Nascita di nuove imprese

L’Assessore alle Politiche del Lavoro Gastone Bianchetti ha presieduto il tavolo di lavoro per tradurre in proposte operative le ipotesi di nuove strategie di sviluppo locale che mirano, in pratica, a stimolare la nascita di nuove imprese, valorizzando le potenzialità economiche e le intelligenze presenti in Sabina. 
“Su tale impegno - ha detto Bianchetti - la provincia di Rieti e l’assessorato da me coordinato hanno accolto il progetto inteso alla creazione e alla definizione di una rete tra tutte le risorse presenti nell’area reatina, evitando settorialismo, frammentazione degli interventi e conseguenti, improduttive sovrapposizioni nell’erogazione dei servizi. Ciò per garantire a tutti i soggetti un ruolo maggiormente incisivo nella promozione dello sviluppo locale, attraverso la creazione d’impresa e l’autoimprenditorialità”. 
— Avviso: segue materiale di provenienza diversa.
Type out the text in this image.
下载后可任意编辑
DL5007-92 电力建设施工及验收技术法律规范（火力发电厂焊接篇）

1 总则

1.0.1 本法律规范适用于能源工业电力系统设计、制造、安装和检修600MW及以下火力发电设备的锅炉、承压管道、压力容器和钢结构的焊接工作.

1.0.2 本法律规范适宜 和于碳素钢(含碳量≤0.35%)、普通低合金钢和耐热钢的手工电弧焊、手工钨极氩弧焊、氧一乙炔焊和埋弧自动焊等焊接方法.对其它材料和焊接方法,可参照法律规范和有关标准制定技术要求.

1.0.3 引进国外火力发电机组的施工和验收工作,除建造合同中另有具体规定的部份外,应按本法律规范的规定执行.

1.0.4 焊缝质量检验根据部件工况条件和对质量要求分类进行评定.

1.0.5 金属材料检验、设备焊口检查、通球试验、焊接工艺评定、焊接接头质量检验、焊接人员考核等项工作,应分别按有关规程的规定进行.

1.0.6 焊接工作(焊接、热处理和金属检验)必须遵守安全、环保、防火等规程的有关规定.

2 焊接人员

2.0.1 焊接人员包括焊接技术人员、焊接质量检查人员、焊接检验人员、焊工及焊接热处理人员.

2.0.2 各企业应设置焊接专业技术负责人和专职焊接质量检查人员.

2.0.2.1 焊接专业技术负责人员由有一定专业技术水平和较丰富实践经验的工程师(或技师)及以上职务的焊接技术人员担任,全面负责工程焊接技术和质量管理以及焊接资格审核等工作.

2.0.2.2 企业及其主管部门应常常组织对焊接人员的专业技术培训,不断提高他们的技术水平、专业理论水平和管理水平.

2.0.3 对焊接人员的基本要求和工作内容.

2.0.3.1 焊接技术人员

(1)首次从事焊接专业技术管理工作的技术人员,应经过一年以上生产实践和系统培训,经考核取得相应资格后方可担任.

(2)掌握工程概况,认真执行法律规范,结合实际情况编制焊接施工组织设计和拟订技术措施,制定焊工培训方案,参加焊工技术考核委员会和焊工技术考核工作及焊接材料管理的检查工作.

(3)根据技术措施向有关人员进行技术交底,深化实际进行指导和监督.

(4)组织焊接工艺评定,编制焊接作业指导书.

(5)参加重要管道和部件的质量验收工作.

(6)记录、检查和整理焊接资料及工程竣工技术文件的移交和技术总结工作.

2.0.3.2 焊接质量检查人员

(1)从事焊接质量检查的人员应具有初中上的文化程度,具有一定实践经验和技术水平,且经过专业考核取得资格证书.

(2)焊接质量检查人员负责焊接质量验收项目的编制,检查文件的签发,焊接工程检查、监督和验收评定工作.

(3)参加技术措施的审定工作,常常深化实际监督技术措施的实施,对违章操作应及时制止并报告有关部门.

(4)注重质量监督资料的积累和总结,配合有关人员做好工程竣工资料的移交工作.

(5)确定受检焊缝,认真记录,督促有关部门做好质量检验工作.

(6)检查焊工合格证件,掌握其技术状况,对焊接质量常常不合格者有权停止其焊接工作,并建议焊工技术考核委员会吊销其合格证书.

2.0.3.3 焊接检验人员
“Il progetto - ha spiegato ancora Bianchetti - si servirà della collaborazione del Ministero del Lavoro e delle Politiche sociali, i cui rappresentanti erano presenti alla riunione odierna. 
Un impegnativo programma di formazione sarà pertanto rivolto agli operatori e alle operatrici dei centri provinciali per l’impiego di Rieti e di Poggio Mirteto. Tale formazione sarà affidata a esperti, pure essi presenti alla seduta del tavolo di lavoro - riuniti in un raggruppamento temporaneo di imprese che sarà costituito dall’Enaip Nazionale, che è il capofila del progetto, Gruppo Soges Spa, Isvor FIAT, Università degli Studi di Siena”. 
“L’obiettivo - ha concluso l’assessore Bianchetti - è quello di rafforzare e sviluppare le competenze già presenti presso i centri provinciali per l’impiego e la costituzione di un Servizio di orientamento e consulenza per la creazione d’impresa e l’autoimprenditorialità”. 
Bianchetti ha proposto ai presenti, dopo un dibattito che ha visto intervenire, oltre ai membri del Raggruppamento temporaneo, anche dirigenti di associazioni imprenditoriali, artigianali, rappresentanti di enti locali, delle pari opportunità, di sottoscrivere un'ipotesi di protocollo d'intesa su cui poi sviluppare le varie fasi del programma. La provincia di Rieti lo sottoscriverà come coordinatrice del progetto.